Outre la question des photographies, on pourrait se dire, bien entendu, qu’il est normal que des seins nus puissent choquer. Et en effet, c’est compréhensible, même si la Pride est censée être un lieu où les personnes seins nus sont plus facilement acceptées et en sécurité. Maa explique : « C’est censé être un espace safe pour toutes les minorités […] Après en pratique, hélas, il existe très certainement encore des situations d’agressions voire plus. Même au sein de la commu’, on doit faire attention. Le rêve c’est qu’elle puisse être safe et politisée. ».

Pourquoi marcher seins nus ?

Choisir de marcher seins nus, qu’on le veuille ou non, c’est politique. En effet, pour Zoé: « J’ai des seins que j’ai exposés pour lutter contre le sexisme qui persiste (et parce qu’il faisait chaud) ». Cette action sera pour elle une expérience militante qui l’aura confortée dans ses idées : « Au moment où c’est arrivé [les regards insistants] je me suis sentie honteuse, je gardais le bras sur mes seins et je regardais partout autour de moi les photographes. Maintenant je me dis que c’était un risque auquel je m’exposais mais je n’ai et n’aurai jamais honte de ma poitrine, alors je ressors plus militante encore car je sais maintenant que même dans des événements soi-disant safes il y a de la discrimination. ».

Maa aussi parle politique et revendication féministe : « Dans ce genre d’événements on revendique nos droits. Notamment de ne pas être sexualisé-e à tout bout de champ. ». Lui avait fait le choix de mettre des scotchs sur ses tétons, en écho à la censure exercée sur les tétons uniquement dits « féminins » par les réseaux sociaux.

Quelles solutions pour faire évoluer les choses ?

Maa et Zoé évoquent tous deux un point important : le besoin urgent d’arrêter de sexualiser à outrance les seins. Dans nos cultures occidentales, les seins sont perçus comme une partie intime, qu’il faut dissimuler ; ce qui n’est pas le cas dans d’autres cultures. Pour Zoé, cela passe par « une meilleure éducation en général pour faire changer les mentalités, et que les réseaux arrêtent de censurer et sexualiser les tétons féminins. ».

Maa insiste en plus sur la notion de consentement : « Commençons déjà par sécuriser ces espaces, ce serait déjà énorme.
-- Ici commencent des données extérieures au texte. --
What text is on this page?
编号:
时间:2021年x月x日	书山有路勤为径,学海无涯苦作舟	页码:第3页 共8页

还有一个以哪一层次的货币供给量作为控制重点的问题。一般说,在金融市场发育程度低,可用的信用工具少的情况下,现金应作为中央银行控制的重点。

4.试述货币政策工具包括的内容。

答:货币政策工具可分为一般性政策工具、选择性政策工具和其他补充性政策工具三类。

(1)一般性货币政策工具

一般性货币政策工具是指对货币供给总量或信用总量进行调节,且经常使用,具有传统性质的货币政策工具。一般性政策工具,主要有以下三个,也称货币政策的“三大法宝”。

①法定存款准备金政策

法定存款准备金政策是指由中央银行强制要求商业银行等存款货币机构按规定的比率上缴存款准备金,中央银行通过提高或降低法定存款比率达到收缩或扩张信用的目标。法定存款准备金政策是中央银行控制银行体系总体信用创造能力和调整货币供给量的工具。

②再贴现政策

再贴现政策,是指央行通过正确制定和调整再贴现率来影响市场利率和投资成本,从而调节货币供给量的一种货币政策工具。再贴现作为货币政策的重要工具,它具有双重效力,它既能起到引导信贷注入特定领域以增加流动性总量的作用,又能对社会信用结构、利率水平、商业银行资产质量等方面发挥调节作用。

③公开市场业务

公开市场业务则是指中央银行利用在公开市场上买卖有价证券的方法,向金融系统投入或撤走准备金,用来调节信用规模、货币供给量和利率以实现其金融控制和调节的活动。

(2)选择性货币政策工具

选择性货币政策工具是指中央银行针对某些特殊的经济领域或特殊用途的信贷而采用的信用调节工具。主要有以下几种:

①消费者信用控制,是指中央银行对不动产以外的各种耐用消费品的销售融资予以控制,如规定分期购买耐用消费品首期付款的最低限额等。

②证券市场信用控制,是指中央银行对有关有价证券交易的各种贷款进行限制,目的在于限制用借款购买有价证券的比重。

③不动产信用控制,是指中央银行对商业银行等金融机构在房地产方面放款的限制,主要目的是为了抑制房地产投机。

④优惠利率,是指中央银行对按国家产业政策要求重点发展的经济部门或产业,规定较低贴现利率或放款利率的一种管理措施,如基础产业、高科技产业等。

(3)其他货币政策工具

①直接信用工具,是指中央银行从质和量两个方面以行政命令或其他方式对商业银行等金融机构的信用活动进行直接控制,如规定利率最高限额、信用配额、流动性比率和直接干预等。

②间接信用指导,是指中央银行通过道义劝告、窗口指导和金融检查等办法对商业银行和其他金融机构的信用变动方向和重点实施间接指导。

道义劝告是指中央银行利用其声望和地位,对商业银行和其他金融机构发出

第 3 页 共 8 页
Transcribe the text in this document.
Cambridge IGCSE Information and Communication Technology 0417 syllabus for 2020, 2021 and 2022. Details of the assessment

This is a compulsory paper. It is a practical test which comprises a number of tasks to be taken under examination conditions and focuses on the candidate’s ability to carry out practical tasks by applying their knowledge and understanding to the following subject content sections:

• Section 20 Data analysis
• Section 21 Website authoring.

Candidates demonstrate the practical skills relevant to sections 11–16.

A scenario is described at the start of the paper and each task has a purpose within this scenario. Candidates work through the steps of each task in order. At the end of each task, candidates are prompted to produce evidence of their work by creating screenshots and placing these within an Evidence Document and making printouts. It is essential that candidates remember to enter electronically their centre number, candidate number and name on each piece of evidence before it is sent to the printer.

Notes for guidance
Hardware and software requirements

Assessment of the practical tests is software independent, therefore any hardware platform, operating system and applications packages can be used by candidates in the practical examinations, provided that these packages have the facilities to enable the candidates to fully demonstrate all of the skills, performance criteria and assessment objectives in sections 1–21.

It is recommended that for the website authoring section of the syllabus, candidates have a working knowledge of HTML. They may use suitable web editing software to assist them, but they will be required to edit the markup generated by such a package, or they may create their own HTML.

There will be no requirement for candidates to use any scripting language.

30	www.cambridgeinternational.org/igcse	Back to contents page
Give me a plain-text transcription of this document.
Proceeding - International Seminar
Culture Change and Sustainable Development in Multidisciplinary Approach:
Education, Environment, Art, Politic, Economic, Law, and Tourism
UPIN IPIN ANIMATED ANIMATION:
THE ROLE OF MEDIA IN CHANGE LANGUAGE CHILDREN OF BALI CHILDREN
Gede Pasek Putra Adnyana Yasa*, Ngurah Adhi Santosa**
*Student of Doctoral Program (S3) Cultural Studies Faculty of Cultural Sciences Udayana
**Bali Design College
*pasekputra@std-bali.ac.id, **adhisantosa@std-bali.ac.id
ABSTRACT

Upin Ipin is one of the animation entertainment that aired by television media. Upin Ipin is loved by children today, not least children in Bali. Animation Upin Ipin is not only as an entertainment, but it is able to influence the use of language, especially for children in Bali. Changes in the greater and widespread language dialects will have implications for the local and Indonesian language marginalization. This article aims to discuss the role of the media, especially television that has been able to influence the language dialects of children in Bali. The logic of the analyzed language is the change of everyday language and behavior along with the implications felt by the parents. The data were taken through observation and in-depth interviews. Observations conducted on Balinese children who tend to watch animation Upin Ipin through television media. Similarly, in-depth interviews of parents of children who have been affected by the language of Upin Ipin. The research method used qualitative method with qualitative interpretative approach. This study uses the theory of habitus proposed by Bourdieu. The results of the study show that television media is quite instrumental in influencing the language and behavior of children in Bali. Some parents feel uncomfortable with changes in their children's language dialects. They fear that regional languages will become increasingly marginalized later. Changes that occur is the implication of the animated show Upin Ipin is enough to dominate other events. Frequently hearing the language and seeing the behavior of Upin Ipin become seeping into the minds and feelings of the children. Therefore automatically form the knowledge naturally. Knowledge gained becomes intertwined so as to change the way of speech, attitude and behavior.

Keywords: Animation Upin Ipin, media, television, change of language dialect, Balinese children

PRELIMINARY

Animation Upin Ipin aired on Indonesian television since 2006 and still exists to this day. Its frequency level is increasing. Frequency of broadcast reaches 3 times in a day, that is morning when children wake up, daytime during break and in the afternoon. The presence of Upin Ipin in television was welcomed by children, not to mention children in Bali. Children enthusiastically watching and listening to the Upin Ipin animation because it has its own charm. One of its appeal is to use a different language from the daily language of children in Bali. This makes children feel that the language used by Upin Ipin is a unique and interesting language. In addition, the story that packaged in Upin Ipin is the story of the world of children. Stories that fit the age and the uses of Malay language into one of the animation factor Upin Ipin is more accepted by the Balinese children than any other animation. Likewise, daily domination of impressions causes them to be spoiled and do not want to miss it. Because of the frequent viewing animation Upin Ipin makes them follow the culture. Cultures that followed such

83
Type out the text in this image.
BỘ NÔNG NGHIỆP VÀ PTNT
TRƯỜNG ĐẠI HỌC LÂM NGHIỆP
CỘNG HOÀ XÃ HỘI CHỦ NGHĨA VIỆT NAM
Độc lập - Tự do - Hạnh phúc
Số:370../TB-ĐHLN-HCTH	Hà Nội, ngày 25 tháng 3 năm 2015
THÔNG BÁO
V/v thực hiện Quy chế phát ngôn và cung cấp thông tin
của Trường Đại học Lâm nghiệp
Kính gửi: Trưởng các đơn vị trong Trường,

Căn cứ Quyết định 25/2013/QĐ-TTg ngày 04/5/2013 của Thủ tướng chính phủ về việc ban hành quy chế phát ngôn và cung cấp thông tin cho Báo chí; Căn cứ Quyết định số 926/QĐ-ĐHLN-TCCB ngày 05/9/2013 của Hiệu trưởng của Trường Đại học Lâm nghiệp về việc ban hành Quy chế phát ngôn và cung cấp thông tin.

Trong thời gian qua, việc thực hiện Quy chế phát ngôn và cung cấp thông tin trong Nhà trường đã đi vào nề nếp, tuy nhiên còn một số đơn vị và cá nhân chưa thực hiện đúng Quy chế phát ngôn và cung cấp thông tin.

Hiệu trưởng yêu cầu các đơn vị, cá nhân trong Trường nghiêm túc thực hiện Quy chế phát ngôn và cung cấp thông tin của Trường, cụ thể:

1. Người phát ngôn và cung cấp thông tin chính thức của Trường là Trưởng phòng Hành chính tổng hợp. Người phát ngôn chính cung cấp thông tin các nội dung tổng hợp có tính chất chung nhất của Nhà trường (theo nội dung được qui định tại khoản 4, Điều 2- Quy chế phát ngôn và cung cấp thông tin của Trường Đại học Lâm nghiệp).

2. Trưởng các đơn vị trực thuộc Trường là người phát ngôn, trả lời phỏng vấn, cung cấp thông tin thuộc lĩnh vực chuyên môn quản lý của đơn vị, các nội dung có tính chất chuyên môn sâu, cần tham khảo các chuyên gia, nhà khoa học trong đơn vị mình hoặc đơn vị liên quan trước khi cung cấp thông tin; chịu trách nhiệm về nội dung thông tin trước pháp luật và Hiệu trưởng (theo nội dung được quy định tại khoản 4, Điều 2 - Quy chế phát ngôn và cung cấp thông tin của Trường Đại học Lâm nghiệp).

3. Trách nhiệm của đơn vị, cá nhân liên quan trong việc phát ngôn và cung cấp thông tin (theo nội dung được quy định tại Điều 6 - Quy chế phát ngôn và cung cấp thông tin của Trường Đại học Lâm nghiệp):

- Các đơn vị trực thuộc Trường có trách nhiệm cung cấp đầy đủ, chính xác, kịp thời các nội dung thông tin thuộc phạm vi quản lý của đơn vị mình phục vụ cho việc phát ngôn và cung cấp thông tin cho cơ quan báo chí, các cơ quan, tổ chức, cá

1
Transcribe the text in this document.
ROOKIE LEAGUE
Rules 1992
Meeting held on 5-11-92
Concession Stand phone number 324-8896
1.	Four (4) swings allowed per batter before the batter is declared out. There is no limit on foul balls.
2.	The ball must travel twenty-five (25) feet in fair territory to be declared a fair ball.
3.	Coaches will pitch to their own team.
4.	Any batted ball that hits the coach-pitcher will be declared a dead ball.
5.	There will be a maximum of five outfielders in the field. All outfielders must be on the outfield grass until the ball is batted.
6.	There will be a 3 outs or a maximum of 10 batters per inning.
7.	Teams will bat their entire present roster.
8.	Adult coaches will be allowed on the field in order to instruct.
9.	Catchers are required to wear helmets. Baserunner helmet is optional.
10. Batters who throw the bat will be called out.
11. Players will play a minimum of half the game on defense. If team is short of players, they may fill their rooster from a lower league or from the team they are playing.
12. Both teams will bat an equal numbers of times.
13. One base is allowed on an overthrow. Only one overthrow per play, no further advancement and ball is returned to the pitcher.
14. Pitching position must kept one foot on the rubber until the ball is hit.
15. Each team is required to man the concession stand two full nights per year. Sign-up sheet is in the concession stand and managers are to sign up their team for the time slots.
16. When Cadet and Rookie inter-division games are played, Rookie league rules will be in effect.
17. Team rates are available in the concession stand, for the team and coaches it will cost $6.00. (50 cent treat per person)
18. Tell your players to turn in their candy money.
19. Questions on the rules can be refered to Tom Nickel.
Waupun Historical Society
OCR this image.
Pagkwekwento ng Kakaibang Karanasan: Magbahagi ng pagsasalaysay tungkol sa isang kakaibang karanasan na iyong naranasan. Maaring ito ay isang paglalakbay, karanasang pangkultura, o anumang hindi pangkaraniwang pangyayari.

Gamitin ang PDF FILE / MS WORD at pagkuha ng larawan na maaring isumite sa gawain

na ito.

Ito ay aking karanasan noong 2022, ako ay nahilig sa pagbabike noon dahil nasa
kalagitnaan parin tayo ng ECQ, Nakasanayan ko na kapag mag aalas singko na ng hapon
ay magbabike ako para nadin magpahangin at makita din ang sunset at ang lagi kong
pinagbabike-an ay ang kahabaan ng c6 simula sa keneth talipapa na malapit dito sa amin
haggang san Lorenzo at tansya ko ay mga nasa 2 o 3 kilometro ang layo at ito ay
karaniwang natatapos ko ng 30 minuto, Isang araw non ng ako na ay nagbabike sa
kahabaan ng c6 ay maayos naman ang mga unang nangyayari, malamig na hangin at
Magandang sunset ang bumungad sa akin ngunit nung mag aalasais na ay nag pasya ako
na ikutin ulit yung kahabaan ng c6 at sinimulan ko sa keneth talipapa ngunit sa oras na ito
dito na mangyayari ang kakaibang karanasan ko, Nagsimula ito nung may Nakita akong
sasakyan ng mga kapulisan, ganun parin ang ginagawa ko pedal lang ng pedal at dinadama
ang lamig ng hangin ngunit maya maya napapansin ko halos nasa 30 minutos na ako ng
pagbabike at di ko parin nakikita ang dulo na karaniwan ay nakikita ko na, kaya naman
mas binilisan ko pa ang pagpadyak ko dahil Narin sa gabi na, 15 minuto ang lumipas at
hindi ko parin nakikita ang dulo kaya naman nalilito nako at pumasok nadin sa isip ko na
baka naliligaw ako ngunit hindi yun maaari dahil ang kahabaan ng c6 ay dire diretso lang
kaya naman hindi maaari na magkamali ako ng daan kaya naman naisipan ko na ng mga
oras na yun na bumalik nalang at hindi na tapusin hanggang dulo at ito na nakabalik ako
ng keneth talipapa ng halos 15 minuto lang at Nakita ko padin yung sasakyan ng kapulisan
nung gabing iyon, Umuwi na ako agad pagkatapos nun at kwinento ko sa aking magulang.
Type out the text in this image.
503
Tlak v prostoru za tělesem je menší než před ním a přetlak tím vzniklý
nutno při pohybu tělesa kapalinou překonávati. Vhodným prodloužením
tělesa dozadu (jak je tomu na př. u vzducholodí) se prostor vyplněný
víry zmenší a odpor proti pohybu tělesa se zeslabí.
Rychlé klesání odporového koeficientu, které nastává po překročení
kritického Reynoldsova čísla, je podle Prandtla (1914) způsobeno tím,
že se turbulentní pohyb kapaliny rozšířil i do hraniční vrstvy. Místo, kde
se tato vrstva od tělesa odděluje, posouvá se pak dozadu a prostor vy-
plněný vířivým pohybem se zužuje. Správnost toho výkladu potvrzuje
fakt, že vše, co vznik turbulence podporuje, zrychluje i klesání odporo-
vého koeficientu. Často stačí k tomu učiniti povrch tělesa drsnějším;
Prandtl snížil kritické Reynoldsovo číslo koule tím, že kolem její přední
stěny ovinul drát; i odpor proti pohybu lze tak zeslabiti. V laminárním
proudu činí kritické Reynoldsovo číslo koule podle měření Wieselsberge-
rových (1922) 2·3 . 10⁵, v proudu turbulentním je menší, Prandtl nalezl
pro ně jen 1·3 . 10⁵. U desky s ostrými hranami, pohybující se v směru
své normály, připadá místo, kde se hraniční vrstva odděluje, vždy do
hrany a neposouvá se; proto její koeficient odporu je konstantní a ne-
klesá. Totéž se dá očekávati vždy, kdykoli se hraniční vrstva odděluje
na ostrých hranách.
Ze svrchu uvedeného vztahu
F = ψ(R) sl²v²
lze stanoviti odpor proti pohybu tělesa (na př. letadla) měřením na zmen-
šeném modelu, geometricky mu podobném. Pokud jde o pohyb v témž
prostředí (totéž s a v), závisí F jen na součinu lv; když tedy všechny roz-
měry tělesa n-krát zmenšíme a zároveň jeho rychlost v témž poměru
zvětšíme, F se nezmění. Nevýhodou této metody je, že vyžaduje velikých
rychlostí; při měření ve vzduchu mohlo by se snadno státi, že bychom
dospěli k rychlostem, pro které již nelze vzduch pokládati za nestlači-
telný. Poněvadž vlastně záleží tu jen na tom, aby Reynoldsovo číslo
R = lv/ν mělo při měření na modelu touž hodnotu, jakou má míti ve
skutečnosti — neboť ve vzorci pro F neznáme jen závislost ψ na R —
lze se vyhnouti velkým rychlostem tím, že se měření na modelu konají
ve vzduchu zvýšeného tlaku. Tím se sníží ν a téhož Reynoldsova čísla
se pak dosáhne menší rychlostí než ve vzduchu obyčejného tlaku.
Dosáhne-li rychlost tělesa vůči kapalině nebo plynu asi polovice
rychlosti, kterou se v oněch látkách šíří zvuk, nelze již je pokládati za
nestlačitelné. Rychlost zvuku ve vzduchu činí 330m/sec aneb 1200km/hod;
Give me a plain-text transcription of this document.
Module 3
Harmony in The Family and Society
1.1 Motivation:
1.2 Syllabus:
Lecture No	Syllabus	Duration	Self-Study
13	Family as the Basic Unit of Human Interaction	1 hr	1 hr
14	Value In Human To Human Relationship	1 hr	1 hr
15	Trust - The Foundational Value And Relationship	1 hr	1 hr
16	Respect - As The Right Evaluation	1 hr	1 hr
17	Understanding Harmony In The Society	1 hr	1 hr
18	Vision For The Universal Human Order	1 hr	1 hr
Que l’on fasse comprendre que le consentement n’est pas qu’un mot. Ou qu’il ne s’arrête pas à la définition du Larousse. Que ce soit pour les photos, contacts etc… Nous restons, même seins nus, des individus. Ce n’est pas parce qu’on est seins nus, qu’on désire être de simples objets. ».


La Pride était l’occasion pour militer contre l’hyper-sexualisation des seins. Malgré les regards déplacés et le non-respect du consentement, c’est un lieu où l’on peut porter des revendications.

Aujourd’hui, la loi interdit aux femmes et à toutes les personnes ayant des seins de se mettre torse nu dans la rue. Les hommes, eux, ont le droit, à moins qu’un arrêté municipal ne le permette pas. Cette inégalité fait réagir, d’autant plus lors des périodes caniculaires. Certain-es demandent à ce que les personnes avec des seins puissent également faire tomber la chemise, d’autres réclament que personne n’ait le droit de se balader torse nu en public. En tout cas, un traitement égalitaire est souhaité.